Heavy penalties

Recently in Perth, Carl Morrison, a 12-year-old Aboriginal passenger in a stolen car driven by his 14-year-old friend, was killed when the vehicle crashed after being pursued by police. Premier Geoff Gallop, rather than leaving the family to their grief, moved to exonerate the police and to blame the parents. ‘The issue wasn’t about the police chase. The issue yesterday was about those youngsters stealing the cars and then going on a joy-ride when they should have been at school.’ Western Australia is in the grip of a moral panic about delinquent youngsters, particularly from Indigenous backgrounds, hanging around in public places. A moral panic was defined famously by British sociologist Stanley Cohen as:

A condition, episode, person or group emerges to become defined as a threat to societal values and interests; its nature is presented in a stylised and stereotypical fashion by the mass media; the moral barricades are manned by editors, bishops, politicians and other right thinking people; socially accredited experts pronounce their diagnosis and solutions; ways of coping are evolved or (more often) resorted to; the condition then disappears, submerges or deteriorates and becomes visible.

The curfew introduced for Perth’s entertainment district of Northwood, and the current policing of Aboriginal youth in Perth, can be seen as part of the process of moral panic.

In the face of evident public support for Gallop’s uncompromising response, relatives and friends of Carl Morrison struggled valiantly to humanise the children. His family had just moved into a government home after years of homelessness. He had a disabled sister. He had recently learned to read. He loved art and soccer. Loved his family. His father said, ‘Me and my wife have eight kids and we try our best with them’. But Gallop was implacable: ‘I’m a strong supporter of reconciliation … but what happened in the past is no excuse for this sort of behaviour, and I think it should be described for what it is—it’s bad behaviour, it’s offensive behaviour, it’s putting the youngsters at risk, it’s putting the broader community at risk and we need to confront it and deal with it.’ (The Sunday Times, 22 August 2003) He found common ground with John Howard by declaring that history could not be held up as an excuse for contemporary Indigenous social problems and criminality.

One of Gallop’s lieutenants, Michelle Roberts, took up the cudgels against the driver, a boy with a history of substance abuse and psychiatric problems, who had survived the accident: ‘My view is that he needs to be permanently detained. He should not be free to go and steal another car and wreck anyone else’s life. I personally do not think he is someone who should be at large at all.’ (The Sunday Times, 22 August 2003) Given there was a chance the boy could face charges, it was extraordinary that Roberts, who is both Police Minister and Minister for Justice, could have shown such contempt for judicial
process and the separation of powers. Another of Roberts’s titles is Minister for Community Safety.
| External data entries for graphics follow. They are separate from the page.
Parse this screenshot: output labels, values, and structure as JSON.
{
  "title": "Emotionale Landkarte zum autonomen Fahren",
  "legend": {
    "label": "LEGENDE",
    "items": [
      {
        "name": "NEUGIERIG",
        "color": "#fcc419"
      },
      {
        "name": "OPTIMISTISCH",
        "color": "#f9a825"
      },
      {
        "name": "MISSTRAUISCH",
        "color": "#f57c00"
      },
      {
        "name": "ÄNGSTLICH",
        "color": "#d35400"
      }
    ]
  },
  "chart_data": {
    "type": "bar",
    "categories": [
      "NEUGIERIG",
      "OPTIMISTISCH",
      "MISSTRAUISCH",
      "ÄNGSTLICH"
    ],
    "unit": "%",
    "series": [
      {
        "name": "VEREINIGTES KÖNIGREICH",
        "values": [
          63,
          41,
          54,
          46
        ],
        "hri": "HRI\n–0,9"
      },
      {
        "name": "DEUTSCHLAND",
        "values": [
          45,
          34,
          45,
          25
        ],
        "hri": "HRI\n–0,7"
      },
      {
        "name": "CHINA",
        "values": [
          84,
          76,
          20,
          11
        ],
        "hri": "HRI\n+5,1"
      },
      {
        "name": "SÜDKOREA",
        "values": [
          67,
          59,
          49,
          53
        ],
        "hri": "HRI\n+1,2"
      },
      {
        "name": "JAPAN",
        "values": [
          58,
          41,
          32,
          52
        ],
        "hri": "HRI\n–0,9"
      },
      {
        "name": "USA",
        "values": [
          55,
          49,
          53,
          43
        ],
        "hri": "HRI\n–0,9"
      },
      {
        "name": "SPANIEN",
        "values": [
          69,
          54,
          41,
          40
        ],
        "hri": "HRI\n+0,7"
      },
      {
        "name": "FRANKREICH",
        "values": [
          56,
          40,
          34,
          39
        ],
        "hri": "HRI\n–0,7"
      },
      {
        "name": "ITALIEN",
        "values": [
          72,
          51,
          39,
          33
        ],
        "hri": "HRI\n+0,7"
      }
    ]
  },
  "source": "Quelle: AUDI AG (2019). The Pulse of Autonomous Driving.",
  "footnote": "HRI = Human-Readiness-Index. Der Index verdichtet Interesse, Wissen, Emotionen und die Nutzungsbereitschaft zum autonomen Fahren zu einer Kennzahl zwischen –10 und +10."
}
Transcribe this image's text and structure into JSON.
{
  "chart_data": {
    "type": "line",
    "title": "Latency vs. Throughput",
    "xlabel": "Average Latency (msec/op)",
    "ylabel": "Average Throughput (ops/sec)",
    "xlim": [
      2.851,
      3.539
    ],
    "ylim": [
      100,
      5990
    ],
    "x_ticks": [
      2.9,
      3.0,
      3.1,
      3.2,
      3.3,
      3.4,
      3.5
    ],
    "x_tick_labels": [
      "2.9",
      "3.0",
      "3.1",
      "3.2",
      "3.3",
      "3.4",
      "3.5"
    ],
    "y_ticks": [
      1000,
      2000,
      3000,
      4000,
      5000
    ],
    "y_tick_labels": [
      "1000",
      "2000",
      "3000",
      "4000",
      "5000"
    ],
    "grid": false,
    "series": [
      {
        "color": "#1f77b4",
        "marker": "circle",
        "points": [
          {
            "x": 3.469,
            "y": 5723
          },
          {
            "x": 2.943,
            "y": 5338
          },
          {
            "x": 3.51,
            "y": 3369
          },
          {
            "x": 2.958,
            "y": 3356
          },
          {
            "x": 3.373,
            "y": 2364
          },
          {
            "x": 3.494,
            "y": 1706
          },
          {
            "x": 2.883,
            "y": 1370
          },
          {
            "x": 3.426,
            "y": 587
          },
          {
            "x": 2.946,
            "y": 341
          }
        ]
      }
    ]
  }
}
In a ‘civilised’ country like Australia it is appalling that politicians respond to acts of juvenile delinquency only with moralising and coercion and that compassion seems to have fallen out of the repertoire. It is also bitterly ironic that in spite of our tendency to sentimentalise childhood, those who are most likely to be demonised are those who are just out of childhood in that awkward phase of life known as youth or adolescence. The point at which someone crosses the line is unclear. It seems to correspond with the point at which you can be held individually responsible for your actions. But if we accept that young people who engage in resistant or illegal behaviour are victims of life circumstances, whom do we blame? The fashion in recent times, even among some Aboriginal leaders, has been to move away from the language of victimhood and to embrace ideas of self-responsibility. In my view, however, it is dangerous to dispense completely with the language of broader social responsibility.

Bob Hawke once declared that by 1990 ‘no Australian child will live in poverty’ but 13 years later many still do. For many, this is not only material poverty. It is emotional poverty, neglect and profound social marginalisation. While it is easy to feel compassion for young people in the Third World, it is less easy to do so for those who disrupt the streets of our cities and seem to threaten our safety. But if the only response of the state is to castigate and punish, then nothing will change.      

Dr George Morgan is part of the staff of both the School of Humanities and the Centre for Cultural Research, University of Western Sydney.